A acusação foi feita no pedido de investigação do caso entregue ao Ministério Público Federal, em Brasília, pelos deputados Aloísio Mercadante (PT-SP) e Ricardo Berzoini (PT-SP).
A representação dos parlamentares foi motivada pela carta do diretor de Planejamento da Previ, Arlindo de Oliveira, dirigida ao atual presidente da Previ, Luiz Tarquínio, protestando contra o pagamento da taxa. Na correspondência, Oliveira lembra que a direção da entidade se posicionara contra esta remuneração, em reunião no dia 23 de julho de 1998.
Os deputados pedem que seja investigada a negociação havida entre Bilachi e os diretores do Opportunity na época da privatização - Daniel Dantas e Pérsio Arida.
Também são citados como envolvidos no episódio o ex-ministro das Comunicações Luiz Carlos Mendonça de Barros, o ex-presidente do Banco Nacional de Desenvolvimento Econômico e Social (BNDES) André Lara Resende, seu sucessor, José Pio Borges
e o ex-diretor do BB Ricardo Sérgio de Oliveira. O atual presidente da Previ, Luiz Tarquínio, também é citado na representação por "omissão" no caso.

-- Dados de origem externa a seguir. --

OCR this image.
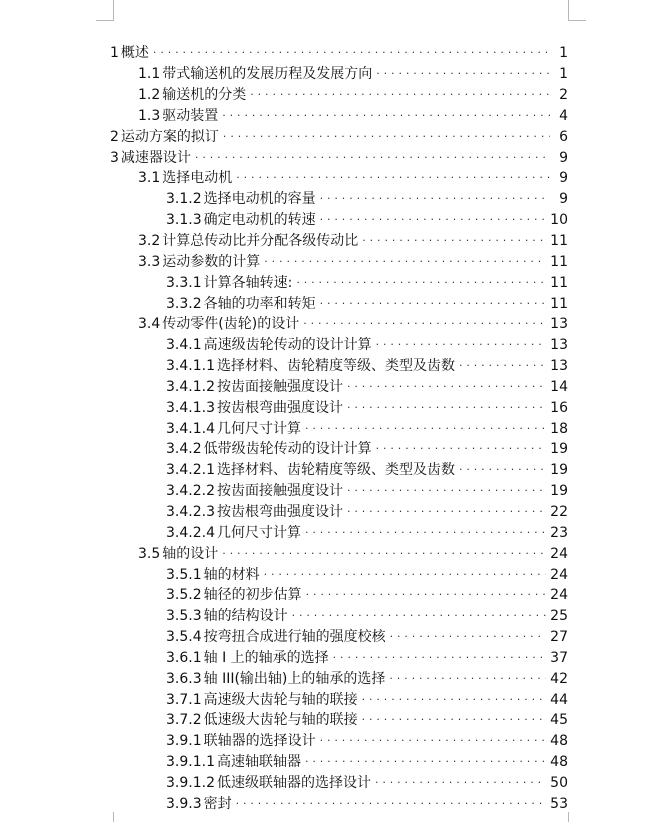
1 概述 . . .	1
1.1 带式输送机的发展历程及发展方向 . . .	1
1.2 输送机的分类 . . .	2
1.3 驱动装置 . . .	4
2 运动方案的拟订 . . .	6
3 减速器设计 . . .	9
3.1 选择电动机 . . .	9
3.1.2 选择电动机的容量 . . .	9
3.1.3 确定电动机的转速 . . .	10
3.2 计算总传动比并分配各级传动比 . . .	11
3.3 运动参数的计算 . . .	11
3.3.1 计算各轴转速: . . .	11
3.3.2 各轴的功率和转矩 . . .	11
3.4 传动零件(齿轮)的设计 . . .	13
3.4.1 高速级齿轮传动的设计计算 . . .	13
3.4.1.1 选择材料、齿轮精度等级、类型及齿数 . . .	13
3.4.1.2 按齿面接触强度设计 . . .	14
3.4.1.3 按齿根弯曲强度设计 . . .	16
3.4.1.4 几何尺寸计算 . . .	18
3.4.2 低带级齿轮传动的设计计算 . . .	19
3.4.2.1 选择材料、齿轮精度等级、类型及齿数 . . .	19
3.4.2.2 按齿面接触强度设计 . . .	19
3.4.2.3 按齿根弯曲强度设计 . . .	22
3.4.2.4 几何尺寸计算 . . .	23
3.5 轴的设计 . . .	24
3.5.1 轴的材料 . . .	24
3.5.2 轴径的初步估算 . . .	24
3.5.3 轴的结构设计 . . .	25
3.5.4 按弯扭合成进行轴的强度校核 . . .	27
3.6.1 轴 I 上的轴承的选择 . . .	37
3.6.3 轴 III(输出轴)上的轴承的选择 . . .	42
3.7.1 高速级大齿轮与轴的联接 . . .	44
3.7.2 低速级大齿轮与轴的联接 . . .	45
3.9.1 联轴器的选择设计 . . .	48
3.9.1.1 高速轴联轴器 . . .	48
3.9.1.2 低速级联轴器的选择设计 . . .	50
3.9.3 密封 . . .	53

Depoimento - "A Previ era cortejada por diversos bancos de investimento, poderia arranjar um parceiro que não cobrasse as taxas fixas de administração propostas pelo Opportunity", afirmou Mercadante.
O deputado fundamenta sua acusação em depoimento dado por Mendonça de Barros ao Senado, depois da divulgação do grampo telefônico no BNDES, no qual ele explicou a sua atuação com o argumento de que era necessário estimular a concorrência para a privatização da Telebrás.
No depoimento, Mendonça de Barros disse que um "problema criado pela própria Previ" ameaçou a entrada do fundo de pensão no consórcio administrado pelo Opportunity para o leilão das telefônicas. Por isso, o ex-ministro pediu ao ex-diretor do BB Ricardo Sérgio de Oliveira para dar uma carta de fiança ao banco privado.
O "problema", para os deputados, eram as condições ditadas pela diretoria da Previ, que rejeitou o pagamento da taxa de administração.
No Senado, o ex-ministro disse que conseguiu superar os "pontos administrativos" que ameaçavam a formação do consórcio. A declaração seria outro indício de que a decisão da diretoria do fundo de pensão foi desobedecida por Bilachi, a mando de Mendonça de Barros.
Os deputados também consideram que Bilachi coordenou a associação com o Opportunity, mesmo sabendo que ela não era "ideal" para o fundo de pensão. A prova, segundo o pedido feito ao Ministério Público, está em uma conversa grampeada entre o ex-ministro e o ex-presidente da Previ, no qual discutiu-se a associação com o Opportunity.
"Negocialmente, o outro é melhor", afirmou Bilachi - o que seria a admissão de que existia outra proposta de associação
mais lucrativa.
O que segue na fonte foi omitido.